Mississippi (34). Last time in the Big Dance: 2002. Ole Miss (19-6, 8-4 in the SEC) has at least momentarily stopped its free fall with an overtime win at home against Georgia, just the Rebels’ second win in its last six games. The schedule is not daunting the rest of the way (Alabama is the only remaining opponent with a winning league record), giving Andy Kennedy a chance to wrap up that elusive NCAA bid before the SEC tourney in Nashville even begins.
MINUTES RANT OF THE WEEK
There is entirely too much ritualistic slapping of hands (35) in college basketball.
On many teams, players at the foul line have become conditioned to slap hands with every teammate after every free throw, including the misses, and there is nothing quite so silly as seeing players all converge upon a shooter to low-five him after he bricks an uncontested shot.
When players are removed from the game, they often traverse the entire length of the bench to five everyone there. That can include not just bench warmers, but training staff, managers, perhaps even a stray priest if it’s a Catholic school.
[Also: Kansas freshman Ben McLemore hits an in-game 360 jam against Texas]
And then there are the players who slap five/bump fists with teammates, the officials, the radio crew, the stat crew, the mascot and anyone else who presents him/herself during pregame introductions.
Friendliness is fine. Togetherness is encouraged. Enthusiasm is a must.
But in a germ-ridden world, there either needs to be more hand sanitizer or less hand interaction in college hoops. So says the curmudgeonly Minutes.
Give it up for Augustine Rubit (36) of South Alabama, a 6-foot-7, 230-pound strong man who is the only player to rank among the national top 20 in scoring (16th at 19.6 points per game) and rebounding (ninth at 10.6 per game). Rubit is coming off a 34-point, 12-rebound game against Louisiana-Lafayette in which he shot a career-high 16 free throws. He is averaging nearly 10 foul shots per game and clearly relishes the hard work inside, having never made a 3-pointer in three seasons of college ball.

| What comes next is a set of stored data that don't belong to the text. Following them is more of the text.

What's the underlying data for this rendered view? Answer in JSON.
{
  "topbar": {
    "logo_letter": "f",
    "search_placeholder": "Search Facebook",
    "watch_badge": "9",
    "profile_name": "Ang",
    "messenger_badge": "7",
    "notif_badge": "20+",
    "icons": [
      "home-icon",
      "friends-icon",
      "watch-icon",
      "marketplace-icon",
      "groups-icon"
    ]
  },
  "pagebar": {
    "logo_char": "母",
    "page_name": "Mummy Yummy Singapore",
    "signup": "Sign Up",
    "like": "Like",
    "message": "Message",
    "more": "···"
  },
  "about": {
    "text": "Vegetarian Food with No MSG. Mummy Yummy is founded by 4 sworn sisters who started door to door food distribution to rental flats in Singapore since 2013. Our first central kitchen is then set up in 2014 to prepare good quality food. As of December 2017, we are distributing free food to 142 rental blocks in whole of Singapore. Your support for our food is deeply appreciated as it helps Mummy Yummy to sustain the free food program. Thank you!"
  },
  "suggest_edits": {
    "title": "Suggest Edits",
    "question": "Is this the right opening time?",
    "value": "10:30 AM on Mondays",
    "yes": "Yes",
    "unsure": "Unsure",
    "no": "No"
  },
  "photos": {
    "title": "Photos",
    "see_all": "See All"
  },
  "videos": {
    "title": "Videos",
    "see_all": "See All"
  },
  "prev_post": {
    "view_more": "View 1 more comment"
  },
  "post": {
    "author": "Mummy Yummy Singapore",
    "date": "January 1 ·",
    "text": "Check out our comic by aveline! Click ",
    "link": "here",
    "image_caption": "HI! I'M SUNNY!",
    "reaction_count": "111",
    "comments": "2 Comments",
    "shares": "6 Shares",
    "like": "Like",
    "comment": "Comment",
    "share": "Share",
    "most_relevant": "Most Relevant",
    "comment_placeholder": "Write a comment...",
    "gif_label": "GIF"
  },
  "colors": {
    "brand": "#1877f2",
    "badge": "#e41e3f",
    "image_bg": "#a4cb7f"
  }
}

COACH WHO EARNED HIS COMP CAR THIS WEEK
John Groce (37), Illinois. After an ugly 2-7 start to Big Ten play, the Illini have stabilized their season and chances at making the NCAA tourney with four straight victories. The first two were landmark, upsetting Indiana in Champaign and Minnesota in Minneapolis. Groce’s club followed that up with blowouts of Purdue and Northwestern, and Illinois probably need only avoid a bad loss to either Penn State or Nebraska at home to feel good about its at-large chances. Groce has done good work in his first season replacing Bruce Weber, who missed the NCAA tourney three of his final five seasons with the Illini.
COACH WHO SHOULD TAKE THE BUS TO WORK
Mike Jarvis (38), Florida Atlantic. The Owls have played a lot of close games – 10 decided by three points or less. The Owls have lost a lot of close games – they’re 3-7 in those contests. Lately, the Owls have lost close games because their offense grinds to a gruesome halt in the late going.
In a one-point loss to Louisiana-Lafayette on Saturday, FAU did not score in the final three-plus minutes, losing a five-point lead. In a one-point loss at South Alabama on Feb. 9, FAU scored two points in the final four minutes. In a three-point loss at Arkansas-Little Rock Jan. 24, FAU scored three points in the final four minutes and was outscored 11-3 down the stretch.
Whatever Jarvis is drawing up on the greaseboard during late-game timeouts, it’s time to try something different.
When thirsty in the festive college town of Gainesville, Fla., The Minutes recommends a stop at The Top (39) near campus. The rotating beer selection is lavish, and the burgers are highly touted. Have a locally brewed Swamp Head Big Nose IPA (40) and thank The Minutes later.